En una mañana cualquiera, que es también todas las mañanas, se
separa de las sábanas inertes con una energía mágica, vertiginosa. El segundero
avanza insoslayable y cada instante cuenta. El tiempo no perdona; él tampoco.
Se llena los pulmones de vigilia y el aire reciclado de un mundo que sabe
desvirtuado. El café es una ceremonia apurada siempre presente, entre perfume,
camisa pulcra y zapatos lustrados. El día será similar a otros pero único, y es
poco el tiempo que tiene para escrutar su rostro en el espejo cuidadosamente.

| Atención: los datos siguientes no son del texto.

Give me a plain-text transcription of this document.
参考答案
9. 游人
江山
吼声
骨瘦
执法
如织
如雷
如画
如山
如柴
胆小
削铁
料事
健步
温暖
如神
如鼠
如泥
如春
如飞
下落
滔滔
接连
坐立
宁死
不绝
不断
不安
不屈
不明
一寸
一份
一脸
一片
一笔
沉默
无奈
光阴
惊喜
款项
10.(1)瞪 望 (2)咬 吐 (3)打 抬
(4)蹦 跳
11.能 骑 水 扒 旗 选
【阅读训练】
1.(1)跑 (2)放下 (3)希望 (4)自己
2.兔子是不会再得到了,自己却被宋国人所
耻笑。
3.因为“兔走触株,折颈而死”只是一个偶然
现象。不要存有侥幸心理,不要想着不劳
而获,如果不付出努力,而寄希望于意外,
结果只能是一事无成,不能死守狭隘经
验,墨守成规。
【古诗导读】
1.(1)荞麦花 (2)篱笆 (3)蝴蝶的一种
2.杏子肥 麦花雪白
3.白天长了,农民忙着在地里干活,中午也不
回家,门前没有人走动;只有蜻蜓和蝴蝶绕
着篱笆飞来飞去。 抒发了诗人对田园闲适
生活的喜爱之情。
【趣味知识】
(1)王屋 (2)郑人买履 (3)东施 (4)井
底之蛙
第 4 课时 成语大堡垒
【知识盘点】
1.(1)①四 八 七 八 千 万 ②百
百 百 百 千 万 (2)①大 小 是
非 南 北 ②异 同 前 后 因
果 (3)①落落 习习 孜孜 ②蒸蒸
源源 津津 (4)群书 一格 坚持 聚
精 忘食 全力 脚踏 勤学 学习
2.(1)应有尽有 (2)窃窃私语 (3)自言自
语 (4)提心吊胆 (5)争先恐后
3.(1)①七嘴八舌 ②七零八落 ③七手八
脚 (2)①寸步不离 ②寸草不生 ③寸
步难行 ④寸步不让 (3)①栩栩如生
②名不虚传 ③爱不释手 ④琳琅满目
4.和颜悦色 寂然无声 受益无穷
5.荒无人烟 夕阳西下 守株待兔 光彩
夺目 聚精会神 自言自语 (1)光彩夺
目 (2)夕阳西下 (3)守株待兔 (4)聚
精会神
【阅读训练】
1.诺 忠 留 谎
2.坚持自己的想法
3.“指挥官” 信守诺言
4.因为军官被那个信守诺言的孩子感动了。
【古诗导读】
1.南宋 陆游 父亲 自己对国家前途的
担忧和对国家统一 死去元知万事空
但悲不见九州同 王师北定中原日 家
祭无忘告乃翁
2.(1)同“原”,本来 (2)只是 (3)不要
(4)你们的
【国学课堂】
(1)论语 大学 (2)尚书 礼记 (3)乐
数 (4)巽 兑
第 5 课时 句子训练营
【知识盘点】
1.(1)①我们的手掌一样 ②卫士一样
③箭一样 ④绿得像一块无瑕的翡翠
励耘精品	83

Tiene un corazón que late fuerte a cada respiro y a cada paso, y tapa la
angustia con tenacidad severa. No necesita descansar más; descansará
cuando muera.
Con movimiento firme y seguro apresta el reloj a la muñeca
impaciente de recibirlo. A veces se anuda una corbata. Sabe además que debe
cuidar la carne, aunque también deba vivir, y ése anhelado equilibrio es lo que
tan bien aprendió a dominar para que el mundo no lo dominara a él. El esfuerzo
extra de cada día es la ventaja que saca a los débiles, a los insulsos y
sumisos que sobreviven pero no viven. Apronta el paso y sale del departamento
dejando atrás todos los recuerdos que no necesita hoy, ni nunca. Su mundo
íntimo es mínimo pero sólido y no regala amor a quien no lo merezca. Tampoco
perdona, o si lo hace también olvida, que es lo mismo. En el ascensor mira con
intensidad y por última vez sus ojos fugaces y afilados, oscuros, y dentro
puede ver la grandeza que acecha. No en vano le fue dado su nombre.